= Jack Bentley (musician) =

British musician

John Alexander Bentley (29 April 1913 – 22 April 1994) was an English trombonist, journalist, and scriptwriter. He played trombone as part of the brass section of Jack Hylton's Orchestra and Ted Heath's big band from 1937 until the mid-1950s before becoming the show business editor of the Sunday Mirror newspaper. He was married to actress Wendy Craig from 1955 until his death.

==Biography==
Bentley was born in Manchester in 1913 to John and Flora Bentley. His father was a retired army bandsman who had recently moved to Manchester to become a cellist in the Halle Orchestra. He was baptised at Stowell Memorial Church in Salford on 8 June 1913.

Bentley's father had taught him to play cello but, when he joined the Army as a musician at the age of fourteen and studied at the Royal Military School of Music, Kneller Hall, Twickenham he specialised on trombone. He played in the band of the Second Battalion of the Hampshire Regiment with the rank of sergeant until he bought himself out of service in 1936 to join Jack Hylton's band. He first recorded with Jack Hylton and his Orchestra in 1937. They were joined by Coleman Hawkins in 1939. With the declaration of World War II, he rejoined the Army in autumn 1939 becoming a member of the Band of the Irish Guards.

Throughout the war he combined military service with freelance playing. He worked with fellow Irish Guards bandsman Raymond Doughty's Band at Cricklewood Palais, London at the end of 1939 and joined the Queen's Theatre Orchestra in early 1940. In the summer of 1940 Bentley played for Geraldo and then for Jack Payne and Jack Jackson successively in 1941. In 1942 he joined the London Symphony Orchestra and played with Harry Roy. He worked for Ambrose intermittently from June 1942 until 1945. During 1944 he toured Italy and North Africa with the band of the Irish Guards. He also recorded for Carl Barriteau and Frank Weir (1944) and Philip Green (1943).

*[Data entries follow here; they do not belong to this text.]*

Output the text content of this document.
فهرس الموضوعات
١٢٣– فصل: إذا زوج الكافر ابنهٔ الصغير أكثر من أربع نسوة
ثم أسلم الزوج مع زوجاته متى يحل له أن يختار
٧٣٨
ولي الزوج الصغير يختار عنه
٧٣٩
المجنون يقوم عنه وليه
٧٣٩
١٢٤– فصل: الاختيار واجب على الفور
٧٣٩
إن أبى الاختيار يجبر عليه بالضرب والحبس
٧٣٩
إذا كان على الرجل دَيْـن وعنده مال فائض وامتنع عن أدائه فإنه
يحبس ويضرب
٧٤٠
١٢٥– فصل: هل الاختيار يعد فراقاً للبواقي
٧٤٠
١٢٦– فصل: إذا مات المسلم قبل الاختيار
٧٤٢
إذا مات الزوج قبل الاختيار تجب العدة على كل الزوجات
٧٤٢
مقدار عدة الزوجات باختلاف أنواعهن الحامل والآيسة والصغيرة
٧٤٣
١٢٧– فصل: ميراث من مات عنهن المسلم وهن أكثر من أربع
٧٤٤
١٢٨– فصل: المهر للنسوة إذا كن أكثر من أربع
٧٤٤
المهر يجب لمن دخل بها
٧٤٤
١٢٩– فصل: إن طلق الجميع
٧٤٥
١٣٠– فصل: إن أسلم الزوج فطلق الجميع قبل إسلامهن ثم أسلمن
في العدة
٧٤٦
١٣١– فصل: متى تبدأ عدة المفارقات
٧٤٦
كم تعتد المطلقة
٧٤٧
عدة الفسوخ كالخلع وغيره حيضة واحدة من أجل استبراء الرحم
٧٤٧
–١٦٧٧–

After demobilization, Bentley joined Ted Heath in 1945. His first recording session with Heath was on 22 October 1945. Although he left the band in 1950 to compose and write scripts, he continued to work freelance for Heath and his last recording was the 89th Palladium Sunday concert on 12 April 1953.

On 27 March 1959, he appeared in an episode of the TV talent show Find the singer and he also played himself in the film Just for Fun (1963).

He became show-business editor of the Sunday Mirror writing theatre reviews running from Hamlet to Oh! Calcutta!, reviewed films, and reported on the music business. His show business column broke high-profile stories such as Jane Asher's 1965 confirmation of rumours that she was going to marry Paul McCartney, Sean Connery's announcement that he was quitting James Bond, and a revealing interview with Mick Jagger on 17 September 1967. He was described as the newspaper's film critic in 1967 and was still bylined in 1970. His columns, which appeared as 'The Jack Bentley Page' were syndicated to Billboard and reported as far away as Australia. He retired in 1978 at the age of 65.

In retirement, he continued to write scripts for television. In the 1980s he co-wrote with his son Ross Bentley the BBC comedy series Laura and Disorder which also starred his wife.

He died of prostate cancer in Cookham, Berkshire in 1994.

==Personal life==
As a bachelor, Bentley was a regular attendee at Diana Dors' sex parties.

Bentley married actress Wendy Craig in Chelsea, London in 1955. She was more than twenty years his junior. They had two sons, Alaster (later principal oboist for the Birmingham Royal Ballet Sinfonia) and Ross. In 2004, it was revealed that his second son Ross was the offspring of Wendy Craig's short affair with John Mortimer. Bentley had become aware of the affair early in 1961 and had spoken to Mortimer's wife Penelope about it. Craig ended the affair when her husband learned of it, and Penelope Mortimer used aspects of the story in her 1962 novel The Pumpkin Eater. Bentley agreed to bring up the boy as his own and Ross was told the identity of his biological father when he was old enough to understand. In the film adaptation of The Pumpkin Eater (1964), the character based on Bentley (John Conway) was played by James Mason.